I applaud her use of a Darwinian framework to de–pathologize difference. Exploding the notion that all sexual and gender diversity results from conditions or syndromes that require a cure is an undertaking both scientifically sound and long overdue. Individuals who cannot easily be classified as either male or female continue to be squeezed by reductive biological explanations (a gene that causes homosexuality, a cluster of neurons that is larger or smaller in transgendered individuals, and so forth), ill–defined or overly rigid medical and psychiatric classifications (penis length at birth of less than 1.5 centimeters makes an intersexed baby "female") and political forces that rabidly cling to a cultural construct of what supposedly is or is not "natural." This book will help readers question their assumptions and examine their prejudices in the bright light of reason.

Perhaps everything we do has an effect on our survival and reproduction, but that does not make every behavior an adaptation, evolved to ensure future representation. Roughgarden's apparent insistence on viewing all human behavior as adaptation forces her into an unconvincing quantitative argument. She suggests that gay, lesbian and transsexual individuals together amount to about 5 percent of the U.S. population—a frequency that is, she says, too high for those gender expressions to be considered "genetic defects," because traits that reduce fitness by even a mild 5 percent become increasingly rare, eventually stabilizing at a frequency of around 1 in 50,000 (0.002 percent).

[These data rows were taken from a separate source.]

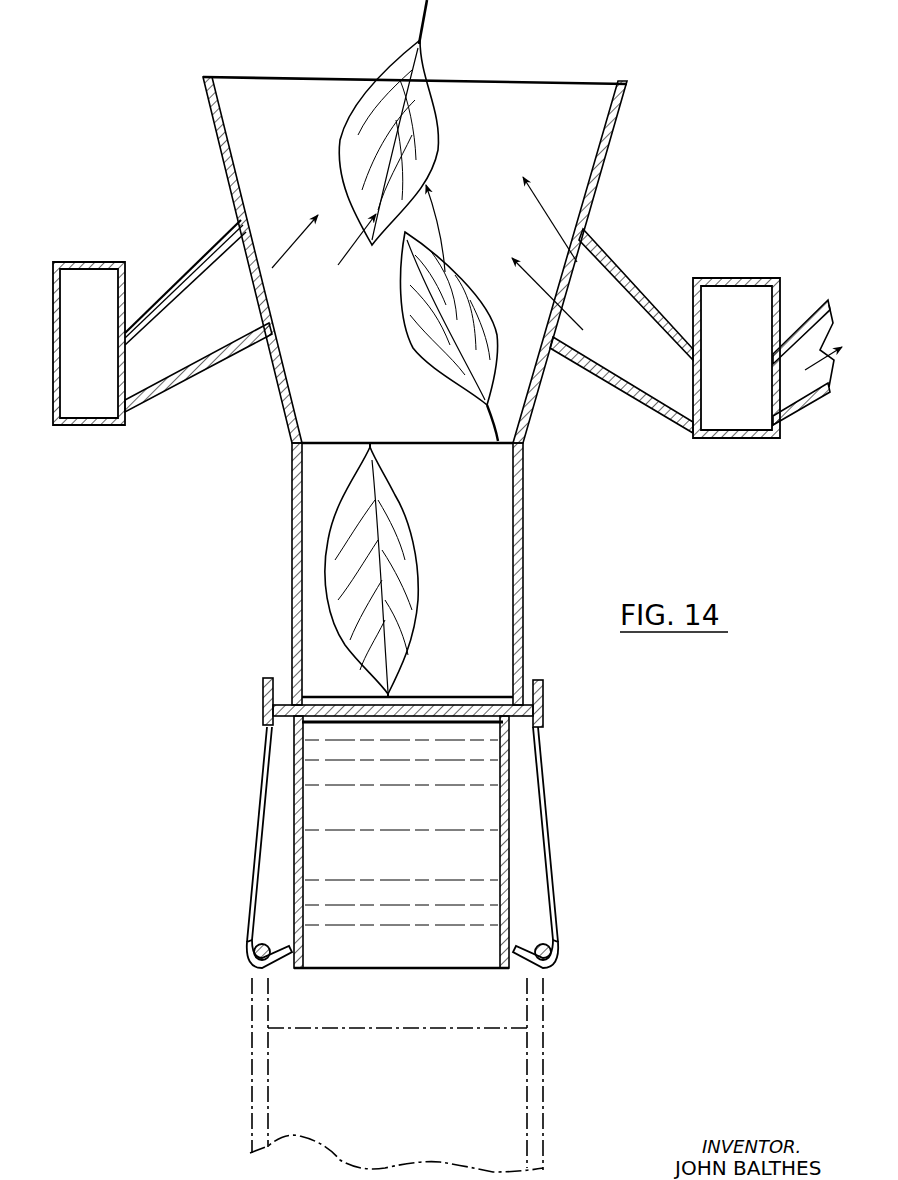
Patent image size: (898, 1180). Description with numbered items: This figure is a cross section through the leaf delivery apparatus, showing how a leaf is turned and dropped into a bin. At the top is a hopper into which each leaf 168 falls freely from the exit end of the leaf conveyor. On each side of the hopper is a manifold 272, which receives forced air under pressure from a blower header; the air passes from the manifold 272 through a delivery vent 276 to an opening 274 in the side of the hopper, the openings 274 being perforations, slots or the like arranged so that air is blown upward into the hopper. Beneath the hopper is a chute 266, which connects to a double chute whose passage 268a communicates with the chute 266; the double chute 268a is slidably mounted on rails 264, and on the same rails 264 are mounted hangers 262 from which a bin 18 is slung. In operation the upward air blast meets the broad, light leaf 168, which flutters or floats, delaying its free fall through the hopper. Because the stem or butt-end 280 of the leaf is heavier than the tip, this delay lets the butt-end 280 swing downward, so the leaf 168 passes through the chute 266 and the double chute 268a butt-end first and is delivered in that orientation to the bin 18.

The bin 18 is at (411, 1115).
The leaf 168 is at (352, 146).
The hanger 262 is at (265, 822).
The rail 264 is at (282, 700).
The chute 266 is at (492, 555).
The double chute 268a is at (432, 878).
The manifold 272 is at (98, 262).
The opening 274 is at (254, 298).
The delivery vent 276 is at (190, 352).
The butt-end of leaf 280 is at (418, 22).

Leaving aside the many demographic and chromosomal circumstances under which selection cannot purge genetic defects, this argument abandons the rigor and subtlety in the classification of sex and gender that the book pleads for, implying that gender orientation can be thought of as an obvious trait with a simple underlying basis. The frequency of gay, lesbian and transgender people does not require an adaptive explanation, and seeking one pulls Roughgarden into needless and untestable speculation.

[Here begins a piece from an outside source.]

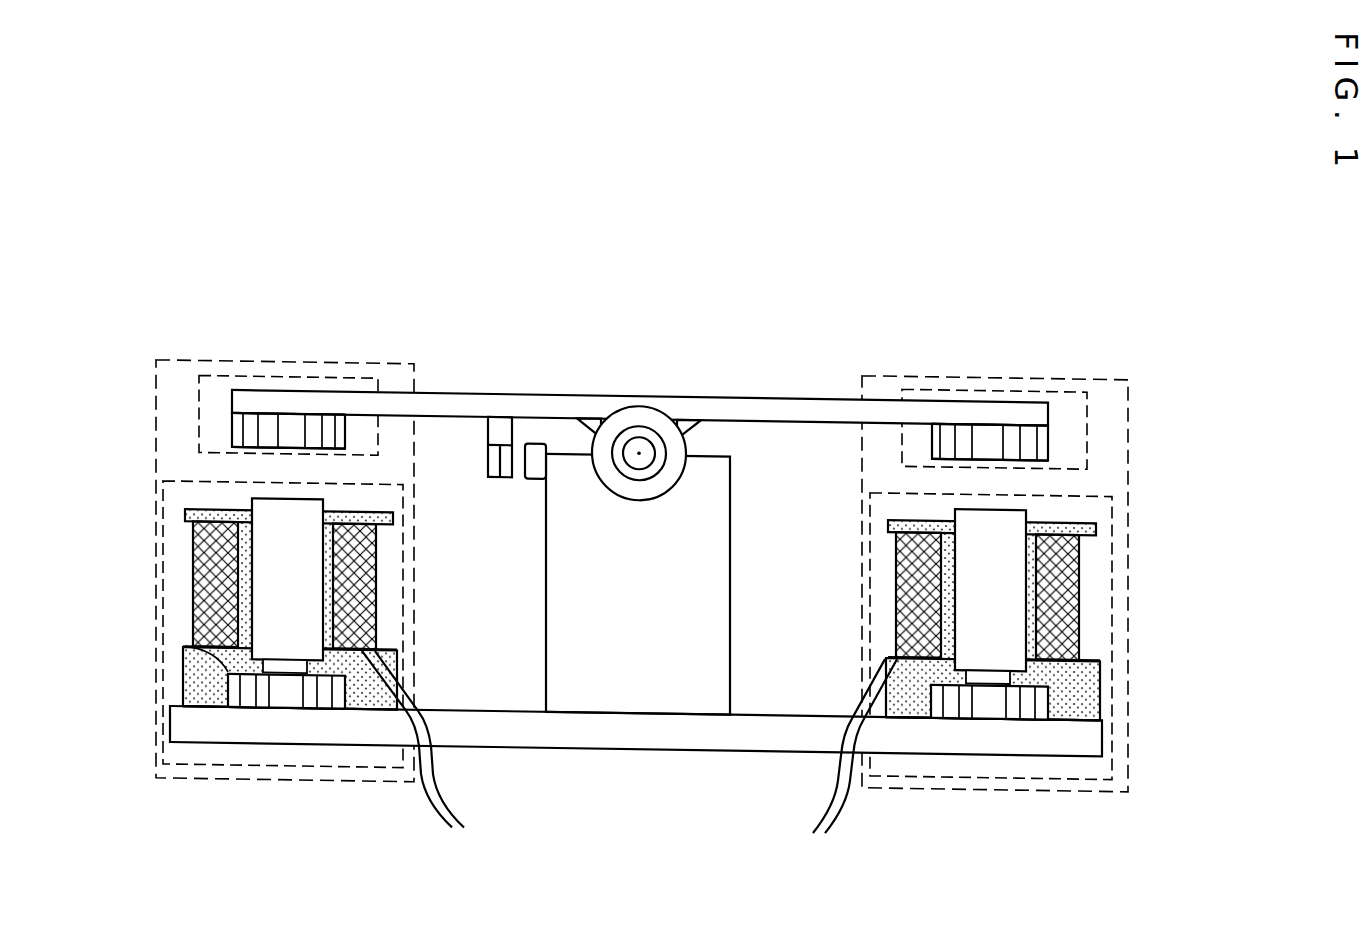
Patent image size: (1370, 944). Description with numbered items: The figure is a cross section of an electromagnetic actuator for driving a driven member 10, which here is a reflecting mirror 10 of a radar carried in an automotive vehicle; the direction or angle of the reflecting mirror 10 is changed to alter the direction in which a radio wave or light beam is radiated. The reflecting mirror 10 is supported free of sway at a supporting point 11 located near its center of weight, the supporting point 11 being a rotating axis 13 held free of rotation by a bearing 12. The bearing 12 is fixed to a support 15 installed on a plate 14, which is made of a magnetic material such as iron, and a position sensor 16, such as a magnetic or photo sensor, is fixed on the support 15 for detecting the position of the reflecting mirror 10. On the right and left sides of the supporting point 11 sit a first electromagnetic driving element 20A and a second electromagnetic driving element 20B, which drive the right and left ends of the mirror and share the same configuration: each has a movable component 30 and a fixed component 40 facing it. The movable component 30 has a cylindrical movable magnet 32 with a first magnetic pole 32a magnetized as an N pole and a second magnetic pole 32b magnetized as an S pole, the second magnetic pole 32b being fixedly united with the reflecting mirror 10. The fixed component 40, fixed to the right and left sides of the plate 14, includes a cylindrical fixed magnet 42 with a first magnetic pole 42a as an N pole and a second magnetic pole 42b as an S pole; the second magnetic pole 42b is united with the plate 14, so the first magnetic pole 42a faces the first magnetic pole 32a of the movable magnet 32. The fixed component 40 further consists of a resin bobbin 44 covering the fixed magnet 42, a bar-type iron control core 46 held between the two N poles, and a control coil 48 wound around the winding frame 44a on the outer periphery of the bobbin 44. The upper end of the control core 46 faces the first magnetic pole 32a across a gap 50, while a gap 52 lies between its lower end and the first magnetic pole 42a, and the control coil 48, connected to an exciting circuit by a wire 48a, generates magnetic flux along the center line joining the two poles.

The final section of the book, "Cultural Rainbows," presents comparative anthropological perspectives on sex and gender. This material is a tantalizing, if superficial, reminder of how greatly human constructions of gender and sexuality vary across cultures. By introducing the vestidas (transgender sex workers) of Mexico City and the hijras of India (a castelike group of more than one million transgender people), Roughgarden reminds us that we have a choice: We can accept the struggles and discourse of all people at face value, or we can try to fit them into preexisting categories. More important, these examples underscore the extent to which those categories are contingent products of our own culture, and not something natural. Autres pays, autres moeurs—every time and place defines and redefines sex, gender and normalcy. Reread the Bible or the Koran or the legend of Joan of Arc carefully, Roughgarden tells us, and you'll find a more nuanced understanding of sexuality and gender than you perhaps expected.

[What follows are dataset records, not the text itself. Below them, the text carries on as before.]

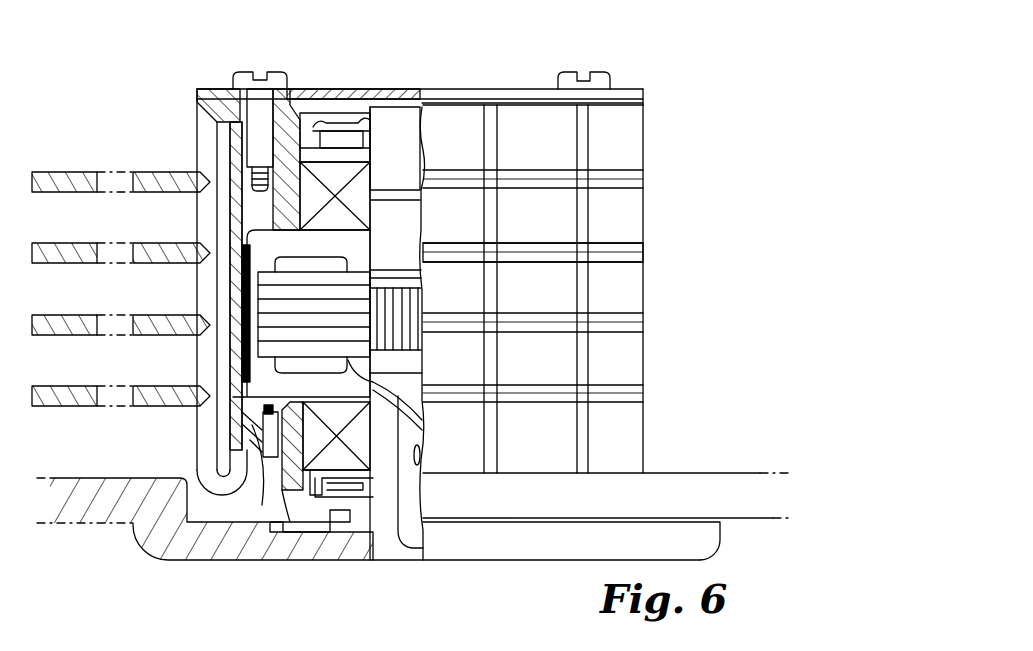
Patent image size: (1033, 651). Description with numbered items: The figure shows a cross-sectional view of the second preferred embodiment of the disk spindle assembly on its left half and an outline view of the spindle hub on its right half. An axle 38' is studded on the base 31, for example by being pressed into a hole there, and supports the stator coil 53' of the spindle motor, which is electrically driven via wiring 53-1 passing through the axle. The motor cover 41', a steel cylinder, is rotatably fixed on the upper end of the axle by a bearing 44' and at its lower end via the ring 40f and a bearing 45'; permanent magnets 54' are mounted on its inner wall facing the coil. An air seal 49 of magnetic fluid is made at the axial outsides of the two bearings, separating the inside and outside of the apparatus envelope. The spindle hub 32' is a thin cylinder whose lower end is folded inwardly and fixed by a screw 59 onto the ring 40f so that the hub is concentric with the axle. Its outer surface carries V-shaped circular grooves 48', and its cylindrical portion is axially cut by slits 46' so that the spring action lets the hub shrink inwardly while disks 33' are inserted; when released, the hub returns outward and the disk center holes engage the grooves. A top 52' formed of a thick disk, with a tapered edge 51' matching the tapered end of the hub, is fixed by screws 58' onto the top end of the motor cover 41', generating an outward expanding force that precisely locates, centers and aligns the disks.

The base 31 is at (93, 521).
The spindle hub 32' is at (193, 292).
The disks 33' is at (121, 289).
The axle 38' is at (420, 115).
The ring 40f is at (297, 468).
The motor cover 41' is at (195, 294).
The bearing 44' is at (360, 301).
The bearing 45' is at (357, 459).
The slits 46' is at (606, 289).
The circular grooves 48' is at (562, 266).
The air seal 49 is at (342, 122).
The tapered edge 51' is at (220, 158).
The top 52' is at (198, 85).
The stator coil 53' is at (389, 333).
The wiring 53-1 is at (419, 446).
The permanent magnets 54' is at (256, 313).
The screws 58' is at (261, 104).
The screw 59 is at (266, 480).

I hope this book will be widely read. It combines the combustible power of a keen intellect with powerful conviction and ethical courage. Scientists are trained to create the illusion of objectivity by hiding their hopes and expectations. Roughgarden tries a different approach, openly injecting her reasoned convictions and policy agenda into her analyses. I don't agree with all of her conclusions, but she has written an important and honest book about a subject that matters.